Monthly Archives: August 2012

Well it’s that time again. Spending time at the beach trying to stay cool, getting the kiddies ready for school, football, and…oh yeah…..watching gas prices jump over $.40 cents per gallon in less than a month!!!!!

It’s a tale as old as time…..or at least the last decade anyway.  You know what I’m talking about. Since the early part of the 21st century, Big Oil has been playing a little game of cat and mouse with consumers. Increase the price of gas until the consumers start complaining, then lower the price down a notch or two until the consumer stops complaining. Sit quietly for a couple of months and start the process all over again. It looks a little like this:  $2.95 per gallon, 3 months later $3.90 per gallon, consumers start to complain, lower price to $3.35 per gallon. “Yay! We aren’t paying $3.90 per gallon anymore!”  But the price is still higher than when it all began. Then 3 months later when the consumer has forgotten all about the greedy Big Oil’s price increase, the process starts all over again.

This process has been going on since 2000. Have you forgotten that gas prices in 1999 were less than $1.50 per gallon?! The price of gas in 1980 was averaging $1.00 per gallon and over time, it rarely increased. From 1980 to 1999 it only increased by around $.50 cents per gallon. An increase of 50%. From 2000 to 2012 it has increased by $3.35 per gallon. An increase of 223%  !!!

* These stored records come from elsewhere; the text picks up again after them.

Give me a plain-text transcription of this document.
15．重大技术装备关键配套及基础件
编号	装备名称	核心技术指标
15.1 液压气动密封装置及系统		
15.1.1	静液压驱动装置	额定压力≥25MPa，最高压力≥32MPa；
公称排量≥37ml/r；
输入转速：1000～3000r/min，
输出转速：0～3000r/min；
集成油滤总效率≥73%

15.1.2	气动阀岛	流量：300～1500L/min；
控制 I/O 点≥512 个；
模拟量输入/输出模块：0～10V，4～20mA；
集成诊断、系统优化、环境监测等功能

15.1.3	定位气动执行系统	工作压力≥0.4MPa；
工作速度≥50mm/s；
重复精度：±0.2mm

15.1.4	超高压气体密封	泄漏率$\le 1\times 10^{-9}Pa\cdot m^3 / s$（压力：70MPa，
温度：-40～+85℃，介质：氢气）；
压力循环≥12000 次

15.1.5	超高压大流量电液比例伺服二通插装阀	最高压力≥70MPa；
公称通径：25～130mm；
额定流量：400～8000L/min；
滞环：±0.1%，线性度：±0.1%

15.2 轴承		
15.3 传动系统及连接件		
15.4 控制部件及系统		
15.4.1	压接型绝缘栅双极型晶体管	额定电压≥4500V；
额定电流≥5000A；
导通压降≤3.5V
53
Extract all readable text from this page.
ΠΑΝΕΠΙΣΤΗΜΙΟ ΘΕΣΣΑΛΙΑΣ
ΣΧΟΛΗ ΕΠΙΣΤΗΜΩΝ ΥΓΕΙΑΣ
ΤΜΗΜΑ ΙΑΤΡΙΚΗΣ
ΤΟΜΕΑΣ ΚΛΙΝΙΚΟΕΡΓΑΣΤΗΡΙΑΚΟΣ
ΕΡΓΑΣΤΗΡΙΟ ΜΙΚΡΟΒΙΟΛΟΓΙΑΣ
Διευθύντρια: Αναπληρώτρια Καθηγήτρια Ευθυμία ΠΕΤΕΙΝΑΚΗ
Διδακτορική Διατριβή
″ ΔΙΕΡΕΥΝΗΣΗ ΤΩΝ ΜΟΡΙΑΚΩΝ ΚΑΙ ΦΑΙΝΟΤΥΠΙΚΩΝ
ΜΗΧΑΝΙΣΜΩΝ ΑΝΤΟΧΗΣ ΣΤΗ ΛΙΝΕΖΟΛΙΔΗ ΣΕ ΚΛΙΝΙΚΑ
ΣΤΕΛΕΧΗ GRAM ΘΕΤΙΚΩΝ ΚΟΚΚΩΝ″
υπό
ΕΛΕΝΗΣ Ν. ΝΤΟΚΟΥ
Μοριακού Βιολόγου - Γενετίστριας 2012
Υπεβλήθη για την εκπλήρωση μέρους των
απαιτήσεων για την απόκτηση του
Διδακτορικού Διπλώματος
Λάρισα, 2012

So what happened?  That depends on who you talk to. Big Oil wants us to believe that inventory is down due to recent problems at several U.S. refineries. Including several fires. Wars in oil rich countries are another common story. But it seems to me that these “problems” always arise when gas prices are at their lowest. Why is it that when gas prices are peaking, just when the consumer begins to complain, you never see a refinery fire or closure due to maintenance? Okay, fine, it’s probably just the consiperacy theorist in me.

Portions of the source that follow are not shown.